We drive to the airport and get on a rather small plane to Kotlas.  Once there, we're met by yet another driver and head for the hotel.  We check in, and Sofia invites us along for supper at the restaurant down the street.  And it's a good thing, too: here the menus are in Russian only.  By the time we're done eating, it's 10:30, and we're exhausted.

Thursday, April 28: This is the day we finally meet Elena.  We visit the orphanage twice: once in the morning and once in the afternoon.  This is the whole point of why were here, and since it deserves a little more attention, I've detailed what we did on Thursday in a previous post.  After we leave the orphanage in the afternoon, we return to the hotel, then have a little time to walk around Kotlas before returning to the same restuarant we ate at the day.

Friday, April 29: Today we go back to St. Petersburg.  Our flight from Kotlas to Arkhangelsk leaves early, so we're out of the hotel at 5:40 in the morning.  Dimitry has already left Kotlas via train, but Sofia is escorting a little boy (one of Elena's dormmates) to Arkhangelsk, so we stop by the orphanage on our way out of town.

When we get to Arkhangelsk, we have something like an eleven-hour layover until we can catch a flight to St. Petersburg.  To fill time, we've arranged to visit the architecture museum at Malye Korely, so we're met again by a driver at the airport.  This time it's only the three of us, and the driver's English is only marginally better than our Russian.  However, we get to Malye Korely and spend an hour-an-a-half or so walking around.

We still have all afternoon to kill, which we spend hanging out at the airport.  Finally our flight is ready and we head back to St. Petersburg, there to be met by the same driver, who takes us once more to the Brothers Karamazov.

Saturday, April 30: We decide to spend one day on a guided tour.  We hire Alex, who comes recommended by our adoption agency.  She drives us around the city, pointing out a lot of the older buildings, some of which date back to the time of Peter the Great.  We also take a tour through newer residential neighborhoods, to get a feel for the city.  A personalized guided tour isn't cheap, but it does add a lot of value to the trip, and it allows us to get a better feel for the city than we otherwise would.  At the end of it, the trip isn't really for us, you know?

Sunday, May 1: It's May Day!  We're going to the Hermitage, which, Alex has told us the day previously, is best visited as early as possible to minimize time spent in line.  We plan on getting there 30 minutes before opening time, but lingering over breakfast and detouring excessively to avoid the May Day parade route gets us there 30 minutes after opening instead.  Still, we wind up spending only 45 minutes or so in line, so it's not so bad.

We skip the most popular exhibits, and start with the prehistoric relics in the basement.  Pretty cool, and nearly deserted.  We eventually get up to see the Picassos, Renoirs, and Matisses.

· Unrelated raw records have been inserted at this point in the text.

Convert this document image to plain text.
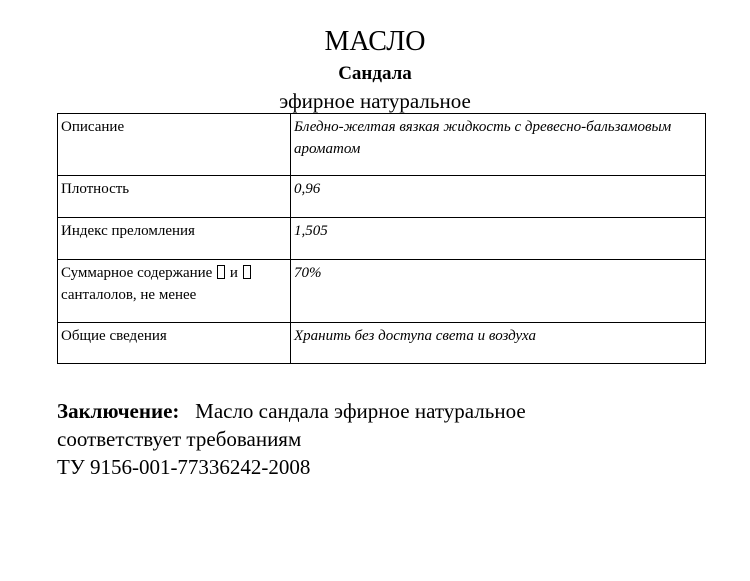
МАСЛО
Сандала
эфирное натуральное
Описание	Бледно-желтая вязкая жидкость с древесно-бальзамовым ароматом
Плотность	0,96
Индекс преломления	1,505
Суммарное содержание и  санталолов, не менее	70%
Общие сведения	Хранить без доступа света и воздуха
Заключение: Масло сандала эфирное натуральное
соответствует требованиям
ТУ 9156-001-77336242-2008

Also pretty cool.  We stay until 3:00 or so, then do some shopping on the way back to the hotel.

Monday, May 2: Today we're off to the Russian Museum.  Like the Hermitage, much of their collection is 18th and 19th century paintings, but they have a really interesting collection of early Russian Orthodox iconography, and an insanely great collection of Russian folk art.  To top it off, they had temporary exhibition on "Russian Heroes and Villians," covering portraits of Russian leaders from the tsars through the prestnt time.  The Soviet-era propaganda items were really interesting; they included everyting from oddball posters (verbatim title: "Let us build a fleet of blimps and name them after Lenin") to magnificent oil paintings in Renaissance style of Stalin at party meetings.

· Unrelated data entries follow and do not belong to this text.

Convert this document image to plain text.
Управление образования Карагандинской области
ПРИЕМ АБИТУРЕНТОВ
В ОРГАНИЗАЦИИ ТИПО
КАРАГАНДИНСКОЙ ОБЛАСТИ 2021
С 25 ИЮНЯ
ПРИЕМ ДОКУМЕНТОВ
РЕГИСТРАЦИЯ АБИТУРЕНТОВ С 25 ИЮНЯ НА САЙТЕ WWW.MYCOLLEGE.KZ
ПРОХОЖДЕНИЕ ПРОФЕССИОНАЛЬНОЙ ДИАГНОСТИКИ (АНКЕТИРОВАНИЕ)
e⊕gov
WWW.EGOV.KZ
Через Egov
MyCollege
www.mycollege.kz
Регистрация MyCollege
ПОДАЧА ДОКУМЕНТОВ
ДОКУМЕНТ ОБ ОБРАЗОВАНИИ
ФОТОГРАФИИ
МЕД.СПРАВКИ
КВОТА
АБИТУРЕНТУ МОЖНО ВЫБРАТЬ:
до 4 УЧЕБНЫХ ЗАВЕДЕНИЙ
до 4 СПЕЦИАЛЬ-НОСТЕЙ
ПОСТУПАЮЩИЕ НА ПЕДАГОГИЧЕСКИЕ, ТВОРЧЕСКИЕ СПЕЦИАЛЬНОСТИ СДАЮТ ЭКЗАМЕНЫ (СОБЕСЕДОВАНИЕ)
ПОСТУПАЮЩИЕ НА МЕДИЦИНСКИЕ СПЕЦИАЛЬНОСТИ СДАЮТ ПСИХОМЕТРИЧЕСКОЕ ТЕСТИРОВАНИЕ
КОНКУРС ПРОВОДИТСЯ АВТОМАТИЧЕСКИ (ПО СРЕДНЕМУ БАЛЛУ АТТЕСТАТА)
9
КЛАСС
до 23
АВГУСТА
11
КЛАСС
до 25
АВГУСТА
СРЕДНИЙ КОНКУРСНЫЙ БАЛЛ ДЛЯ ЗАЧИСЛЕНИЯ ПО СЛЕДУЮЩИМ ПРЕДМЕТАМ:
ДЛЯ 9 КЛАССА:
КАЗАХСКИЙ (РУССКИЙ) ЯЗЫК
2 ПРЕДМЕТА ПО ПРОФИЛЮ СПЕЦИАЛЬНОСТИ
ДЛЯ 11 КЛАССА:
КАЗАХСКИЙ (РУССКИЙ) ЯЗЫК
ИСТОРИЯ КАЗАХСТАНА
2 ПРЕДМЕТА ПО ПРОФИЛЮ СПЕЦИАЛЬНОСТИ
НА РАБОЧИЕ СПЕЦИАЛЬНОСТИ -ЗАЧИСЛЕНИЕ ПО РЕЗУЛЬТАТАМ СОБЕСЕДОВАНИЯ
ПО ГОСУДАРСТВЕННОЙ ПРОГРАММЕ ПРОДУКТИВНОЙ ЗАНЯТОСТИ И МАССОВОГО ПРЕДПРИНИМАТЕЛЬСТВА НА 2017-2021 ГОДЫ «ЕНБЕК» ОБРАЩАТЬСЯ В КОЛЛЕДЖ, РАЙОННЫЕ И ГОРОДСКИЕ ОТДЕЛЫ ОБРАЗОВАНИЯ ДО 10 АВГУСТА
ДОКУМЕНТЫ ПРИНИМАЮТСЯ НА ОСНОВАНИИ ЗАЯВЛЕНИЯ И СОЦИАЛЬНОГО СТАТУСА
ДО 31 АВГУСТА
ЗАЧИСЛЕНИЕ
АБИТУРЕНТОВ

Tuesday, May 3: It's time to go home.  Remember St. Petersburg has two airports?  We're dropped off at the international one.  This is where we find out that the other airport--the domestic one--also has a few international flights, a fact that had previously escaped both us and our now-long-gone driver.  Luckily, one of the Russian security officers asked us what flight we were on, and helped us figure out why the Paris flight we were supposed to be on didn't appear on the departure boards at the international airport, and did in fact leave from the other airport.  Totally above the call of duty, and  pro-active to boot.

In any case, we take a taxi to the other airport and find our flight without any problem.  We get to Paris on time, and although it takes over an hour to get to our next flight (Charles de Gaulle is pretty spread out), we have a two-hour layover so no problem.  The flight home is on Air France, which not only has better food than our domestic American airlines (fresh mini-baguettes; yum), but also wider coach seats and about 2" more leg room.

And now, we're back in Detroit.  It's 5:00, and 17 hours after we left St. Petersburg, but it's good to be home.

And we only have to do this twice more.